Chapter 9

THE ARCHITECT, THE one who’d put together the Consortium, the one who’d had the foresight to see the fall of Silence on the horizon and to understand the power vacuum it would leave in the world, considered the latest data on the Trinity Accord.

If successful, Trinity and the ensuing United Earth Federation would kill the Consortium, though right now, the accord appeared to be barely treading water. Still, the Architect took nothing for granted. The Consortium had made the decision to go under to regroup after a member in the uppermost echelon of its membership was captured by the Arrow Squad, but that didn’t mean they couldn’t action small-scale disruptions.

The Human Alliance, for example, would have little patience for Trinity business if anti-human insurgents started making trouble in their territory. As it happened, the Architect knew of one such group. All it needed was a nudge to the right location and a catalyst to light its destructive fuse.

It was a small thing, but all chaos had to begin somewhere.

As for the much bigger operation that had been put into motion by another one of the core members of the Consortium . . . The Architect looked down at the brief on Nadiya Hunter. It was pitifully empty, but then the child wasn’t even a year old, according to Consortium sources. Her importance as a symbol, however, was starting to grow as the Psy race came out of its post-Silence stupor and began to look around.

The Architect’s fellow Consortium member was right: Killing the child in the right way held the potential to incite a bloody war between Psy and changeling, humans caught in the crossfire. It would be a decisive blow that permanently shattered Trinity and any hope of a peace that promised to severely frustrate the Consortium’s plans.

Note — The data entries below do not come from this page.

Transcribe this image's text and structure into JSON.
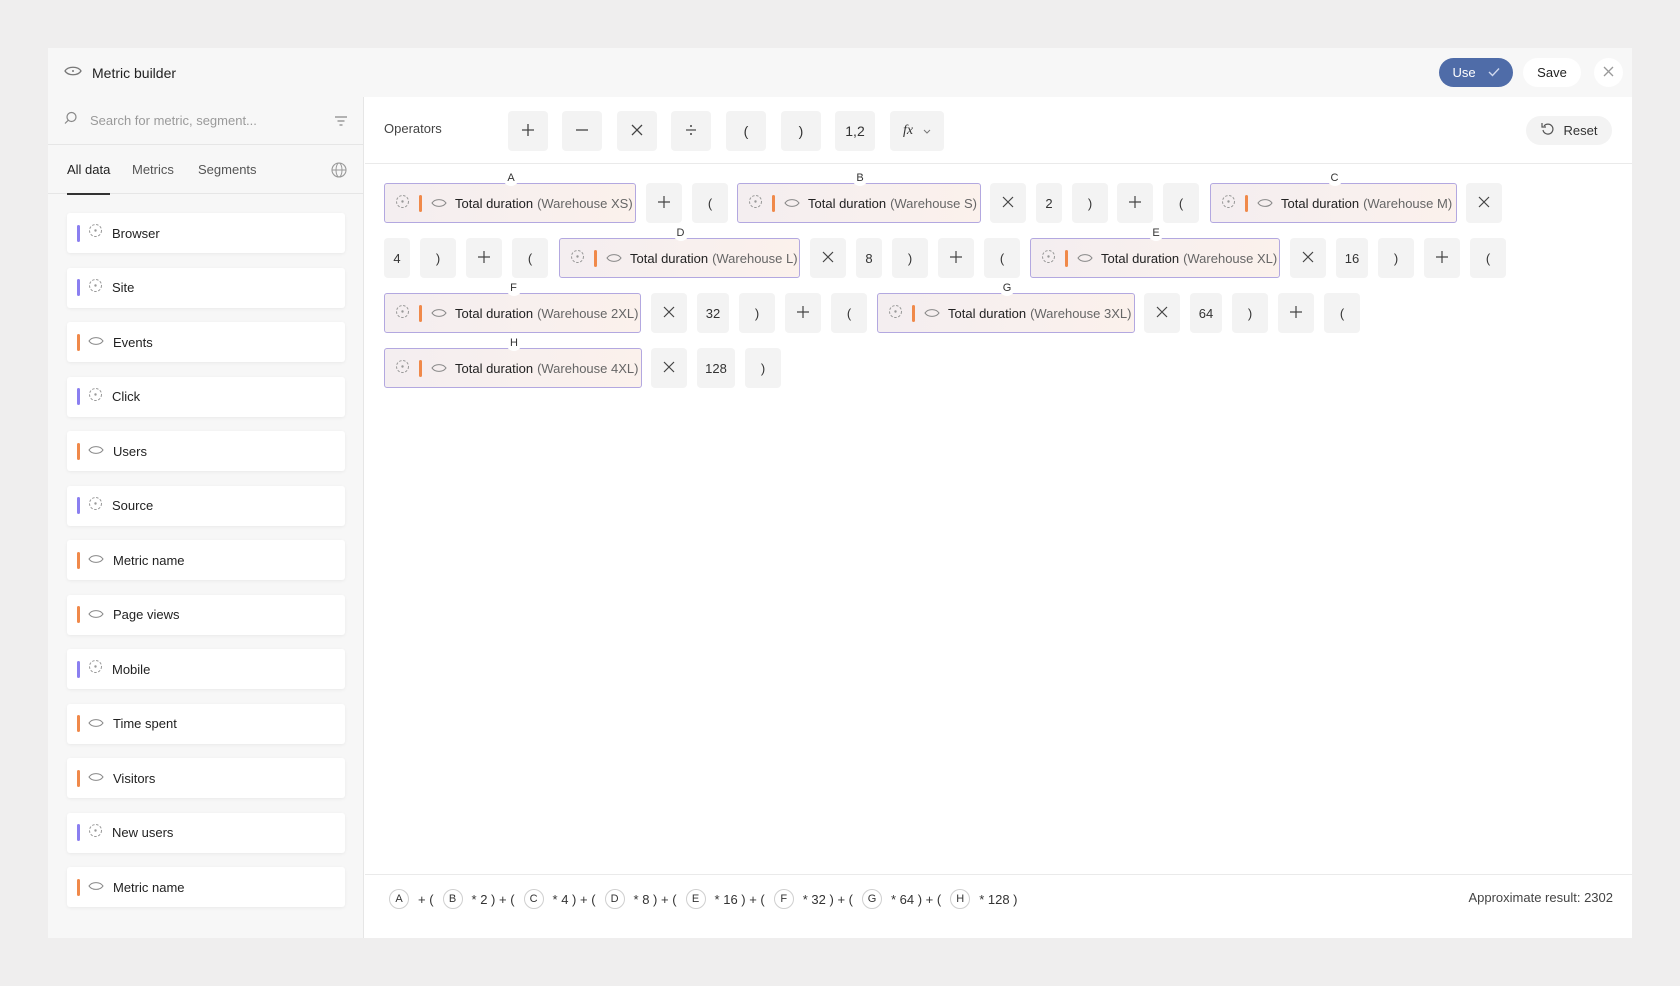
{
  "window": {
    "title": "Metric builder"
  },
  "header": {
    "use_label": "Use",
    "save_label": "Save"
  },
  "sidebar": {
    "search_placeholder": "Search for metric, segment...",
    "tabs": [
      "All data",
      "Metrics",
      "Segments"
    ],
    "items": [
      {
        "label": "Browser",
        "color": "#8b7ff0"
      },
      {
        "label": "Site",
        "color": "#8b7ff0"
      },
      {
        "label": "Events",
        "color": "#f0894a"
      },
      {
        "label": "Click",
        "color": "#8b7ff0"
      },
      {
        "label": "Users",
        "color": "#f0894a"
      },
      {
        "label": "Source",
        "color": "#8b7ff0"
      },
      {
        "label": "Metric name",
        "color": "#f0894a"
      },
      {
        "label": "Page views",
        "color": "#f0894a"
      },
      {
        "label": "Mobile",
        "color": "#8b7ff0"
      },
      {
        "label": "Time spent",
        "color": "#f0894a"
      },
      {
        "label": "Visitors",
        "color": "#f0894a"
      },
      {
        "label": "New users",
        "color": "#8b7ff0"
      },
      {
        "label": "Metric name",
        "color": "#f0894a"
      }
    ]
  },
  "operators": {
    "label": "Operators",
    "items": [
      "+",
      "−",
      "×",
      "÷",
      "(",
      ")",
      "1,2",
      "fx"
    ],
    "reset_label": "Reset"
  },
  "expression": {
    "metric_name": "Total duration",
    "metrics": [
      {
        "letter": "A",
        "sub": "(Warehouse XS)"
      },
      {
        "letter": "B",
        "sub": "(Warehouse S)"
      },
      {
        "letter": "C",
        "sub": "(Warehouse M)"
      },
      {
        "letter": "D",
        "sub": "(Warehouse L)"
      },
      {
        "letter": "E",
        "sub": "(Warehouse XL)"
      },
      {
        "letter": "F",
        "sub": "(Warehouse 2XL)"
      },
      {
        "letter": "G",
        "sub": "(Warehouse 3XL)"
      },
      {
        "letter": "H",
        "sub": "(Warehouse 4XL)"
      }
    ],
    "numbers": [
      "2",
      "4",
      "8",
      "16",
      "32",
      "64",
      "128"
    ]
  },
  "footer": {
    "formula_ops": [
      "+ (",
      "* 2 ) + (",
      "* 4 ) + (",
      "* 8 ) + (",
      "* 16 ) + (",
      "* 32 ) + (",
      "* 64 ) + (",
      "* 128 )"
    ],
    "result_label": "Approximate result:",
    "result_value": "2302"
  },
  "colors": {
    "accent": "#4f6ca8",
    "metric_border": "#b3a8e0",
    "orange": "#f0894a",
    "purple": "#8b7ff0"
  }
}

However, a single mistake and the fury of DarkRiver and its powerful allies would focus solely on the Consortium. The Architect knew predatory changelings well enough to understand they wouldn’t stop until each and every member of the Consortium was dead.

The pros and cons of the Nadiya Hunter gambit required further thought—but all the pieces were in place, if and when the Architect decided it was time to press “go.”